- Interactive map of Cyprus State Archives
- 35°09′56″N 33°20′20″E﻿ / ﻿35.16553677346241°N 33.33898070726913°E
- Alternative name: Κρατικό Αρχείο
- Location: State Archives 38, Archbishop Makarios III street, 2407 Engomi, Nicosia, Cyprus
- Type: State
- Established: 1978
- Website: http://www.mjpo.gov.cy/mjpo/statearchive.nsf/

= Cyprus State Archives =

The Cyprus State Archives (Κυπριακά Κρατικά Αρχεία) are the national archives of Cyprus. They depend upon the ministry of justice and public order. They were established in 1972. They are based in Nicosia.

== Collections ==
The earlier material dates from the British Colonial period (1878-1960).

== Legislation ==
The first law that established the Public Archive was enacted in 1972 and the archive started its work in 1978, with a delay due to the Turkish invasion of Cyprus in 1974. In 1991 it was renamed from Public to State Archive. The 1991 is still in force with some modifications.

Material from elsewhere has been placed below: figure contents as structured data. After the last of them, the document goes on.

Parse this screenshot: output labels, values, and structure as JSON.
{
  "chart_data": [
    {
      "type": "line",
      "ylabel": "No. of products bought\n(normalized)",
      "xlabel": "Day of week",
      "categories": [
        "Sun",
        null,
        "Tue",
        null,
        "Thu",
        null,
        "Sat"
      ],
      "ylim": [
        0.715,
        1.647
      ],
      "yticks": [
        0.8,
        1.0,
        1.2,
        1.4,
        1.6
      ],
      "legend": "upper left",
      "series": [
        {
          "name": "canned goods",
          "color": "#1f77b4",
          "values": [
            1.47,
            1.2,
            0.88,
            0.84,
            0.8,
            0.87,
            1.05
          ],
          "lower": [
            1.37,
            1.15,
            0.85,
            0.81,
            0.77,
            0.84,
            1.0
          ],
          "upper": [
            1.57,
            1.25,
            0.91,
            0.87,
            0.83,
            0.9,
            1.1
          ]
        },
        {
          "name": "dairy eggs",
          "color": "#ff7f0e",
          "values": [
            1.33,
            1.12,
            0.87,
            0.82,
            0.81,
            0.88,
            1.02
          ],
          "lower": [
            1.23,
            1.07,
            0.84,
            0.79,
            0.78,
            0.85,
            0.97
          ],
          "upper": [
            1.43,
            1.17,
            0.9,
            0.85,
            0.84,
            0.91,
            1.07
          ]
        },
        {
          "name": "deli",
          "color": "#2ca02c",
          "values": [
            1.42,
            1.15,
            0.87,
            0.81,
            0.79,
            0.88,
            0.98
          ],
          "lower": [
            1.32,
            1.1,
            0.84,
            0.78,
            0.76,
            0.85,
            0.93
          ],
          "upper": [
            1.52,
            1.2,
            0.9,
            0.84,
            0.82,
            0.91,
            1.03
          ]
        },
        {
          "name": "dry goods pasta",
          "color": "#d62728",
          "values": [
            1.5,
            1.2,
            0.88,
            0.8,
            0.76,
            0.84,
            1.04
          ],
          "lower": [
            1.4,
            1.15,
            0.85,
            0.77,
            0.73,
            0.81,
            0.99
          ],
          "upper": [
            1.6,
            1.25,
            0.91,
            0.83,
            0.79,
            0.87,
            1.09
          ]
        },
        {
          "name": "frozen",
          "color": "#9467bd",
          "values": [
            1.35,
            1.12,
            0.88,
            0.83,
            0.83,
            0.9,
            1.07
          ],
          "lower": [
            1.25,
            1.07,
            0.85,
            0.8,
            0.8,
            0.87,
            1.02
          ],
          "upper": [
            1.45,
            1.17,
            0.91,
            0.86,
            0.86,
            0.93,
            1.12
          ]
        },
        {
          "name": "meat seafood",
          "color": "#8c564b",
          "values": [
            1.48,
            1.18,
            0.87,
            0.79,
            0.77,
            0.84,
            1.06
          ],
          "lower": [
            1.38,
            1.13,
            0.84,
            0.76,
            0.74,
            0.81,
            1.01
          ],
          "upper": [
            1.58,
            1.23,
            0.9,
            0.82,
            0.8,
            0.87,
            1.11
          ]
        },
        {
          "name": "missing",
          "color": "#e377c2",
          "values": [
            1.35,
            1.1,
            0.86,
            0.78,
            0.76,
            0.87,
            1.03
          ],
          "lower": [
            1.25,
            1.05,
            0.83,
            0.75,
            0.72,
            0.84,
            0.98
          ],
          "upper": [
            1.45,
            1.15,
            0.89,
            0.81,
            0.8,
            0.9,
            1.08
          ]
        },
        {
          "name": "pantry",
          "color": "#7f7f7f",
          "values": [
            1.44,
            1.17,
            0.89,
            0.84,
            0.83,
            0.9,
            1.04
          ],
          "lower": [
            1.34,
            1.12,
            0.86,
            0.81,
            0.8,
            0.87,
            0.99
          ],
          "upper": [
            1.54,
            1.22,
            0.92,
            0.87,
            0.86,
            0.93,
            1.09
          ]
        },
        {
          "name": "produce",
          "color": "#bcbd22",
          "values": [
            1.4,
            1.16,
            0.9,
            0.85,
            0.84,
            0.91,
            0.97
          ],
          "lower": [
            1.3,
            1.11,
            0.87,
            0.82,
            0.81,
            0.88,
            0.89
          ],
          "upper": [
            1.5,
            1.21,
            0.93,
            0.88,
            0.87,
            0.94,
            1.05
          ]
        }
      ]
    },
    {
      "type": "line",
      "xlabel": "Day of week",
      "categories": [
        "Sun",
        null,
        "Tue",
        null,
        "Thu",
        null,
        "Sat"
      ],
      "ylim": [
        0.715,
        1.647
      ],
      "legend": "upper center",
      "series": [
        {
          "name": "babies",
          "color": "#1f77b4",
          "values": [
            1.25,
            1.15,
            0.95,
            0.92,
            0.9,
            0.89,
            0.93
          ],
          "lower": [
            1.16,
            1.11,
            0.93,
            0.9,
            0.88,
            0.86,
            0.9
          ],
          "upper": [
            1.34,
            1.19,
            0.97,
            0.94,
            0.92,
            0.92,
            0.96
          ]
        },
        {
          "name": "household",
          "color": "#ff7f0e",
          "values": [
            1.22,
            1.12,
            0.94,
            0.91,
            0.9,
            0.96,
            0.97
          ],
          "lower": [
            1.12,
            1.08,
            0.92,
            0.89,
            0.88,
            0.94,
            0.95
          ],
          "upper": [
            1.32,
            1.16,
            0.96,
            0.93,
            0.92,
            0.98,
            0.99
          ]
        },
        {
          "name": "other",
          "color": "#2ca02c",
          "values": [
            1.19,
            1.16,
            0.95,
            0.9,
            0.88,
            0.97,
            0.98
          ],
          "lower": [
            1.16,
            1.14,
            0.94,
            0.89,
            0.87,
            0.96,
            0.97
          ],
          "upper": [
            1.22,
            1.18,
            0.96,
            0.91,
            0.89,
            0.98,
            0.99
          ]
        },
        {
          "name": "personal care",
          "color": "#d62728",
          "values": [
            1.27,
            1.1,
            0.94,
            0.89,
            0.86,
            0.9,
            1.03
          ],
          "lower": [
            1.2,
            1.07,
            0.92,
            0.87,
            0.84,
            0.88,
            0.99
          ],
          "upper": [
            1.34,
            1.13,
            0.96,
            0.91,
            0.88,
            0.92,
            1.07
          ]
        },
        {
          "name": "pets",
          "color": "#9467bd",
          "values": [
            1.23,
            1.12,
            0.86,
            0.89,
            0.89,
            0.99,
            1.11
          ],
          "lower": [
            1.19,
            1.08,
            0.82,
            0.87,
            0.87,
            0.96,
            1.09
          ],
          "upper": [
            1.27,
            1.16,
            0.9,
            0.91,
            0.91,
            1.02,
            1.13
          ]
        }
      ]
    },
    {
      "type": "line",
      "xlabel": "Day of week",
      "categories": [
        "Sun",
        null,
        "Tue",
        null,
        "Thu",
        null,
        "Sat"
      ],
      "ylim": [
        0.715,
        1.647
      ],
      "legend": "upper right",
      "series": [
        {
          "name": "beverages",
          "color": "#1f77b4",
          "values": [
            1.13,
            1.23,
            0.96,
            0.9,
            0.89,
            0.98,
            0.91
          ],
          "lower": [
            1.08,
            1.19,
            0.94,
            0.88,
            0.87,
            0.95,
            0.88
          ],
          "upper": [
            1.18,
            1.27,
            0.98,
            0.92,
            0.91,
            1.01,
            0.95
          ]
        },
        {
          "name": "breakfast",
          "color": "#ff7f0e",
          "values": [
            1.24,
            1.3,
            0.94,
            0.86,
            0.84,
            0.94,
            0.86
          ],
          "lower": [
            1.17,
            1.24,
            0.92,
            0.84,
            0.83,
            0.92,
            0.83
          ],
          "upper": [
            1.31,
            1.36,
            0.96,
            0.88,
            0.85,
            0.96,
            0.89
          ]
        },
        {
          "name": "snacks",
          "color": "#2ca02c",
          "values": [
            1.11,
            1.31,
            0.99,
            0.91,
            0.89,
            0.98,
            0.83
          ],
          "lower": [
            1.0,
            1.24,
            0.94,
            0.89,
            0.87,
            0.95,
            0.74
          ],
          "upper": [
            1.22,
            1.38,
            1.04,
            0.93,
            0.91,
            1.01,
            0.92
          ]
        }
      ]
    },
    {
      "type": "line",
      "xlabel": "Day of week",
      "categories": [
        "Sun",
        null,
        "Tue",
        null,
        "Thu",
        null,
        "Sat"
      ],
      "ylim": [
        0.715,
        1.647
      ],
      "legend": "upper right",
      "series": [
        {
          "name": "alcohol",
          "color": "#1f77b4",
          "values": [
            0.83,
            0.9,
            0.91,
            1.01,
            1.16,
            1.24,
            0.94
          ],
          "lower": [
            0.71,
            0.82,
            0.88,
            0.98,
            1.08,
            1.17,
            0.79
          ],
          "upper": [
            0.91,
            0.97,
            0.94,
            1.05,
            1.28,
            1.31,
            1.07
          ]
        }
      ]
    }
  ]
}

- Ο περί Δημοσίου Αρχείου Νόμος του 1972 (Ν. 40/1972)
- Ο περί Κρατικού Αρχείου Νόμος του 1991 (Ν. 208/1991)

== Publications ==

- Cyprus State Archive / Κρατικό Αρχείο Κύπρου. (2012). Kitchener 1878 – 1883 Architect of the Cyprus Land Survey / Αρχιτέκτονας της Χωρομέτρησης της Κύπρου. Λευκωσία: Κρατικό Αρχείο.
- Κυριακίδης, Χ., & Πιερή, Κ. (Eds.). (2023). Αρχεία στην Κύπρο. Οργάνωση - Προσδοκίες - Προοπτικές. Πρακτικά 1ου Επιστημονικού Συνεδρίου Κρατικού Αρχείου 7 Ιουνίου 2022. Λευκωσία: Κρατικό Αρχείο.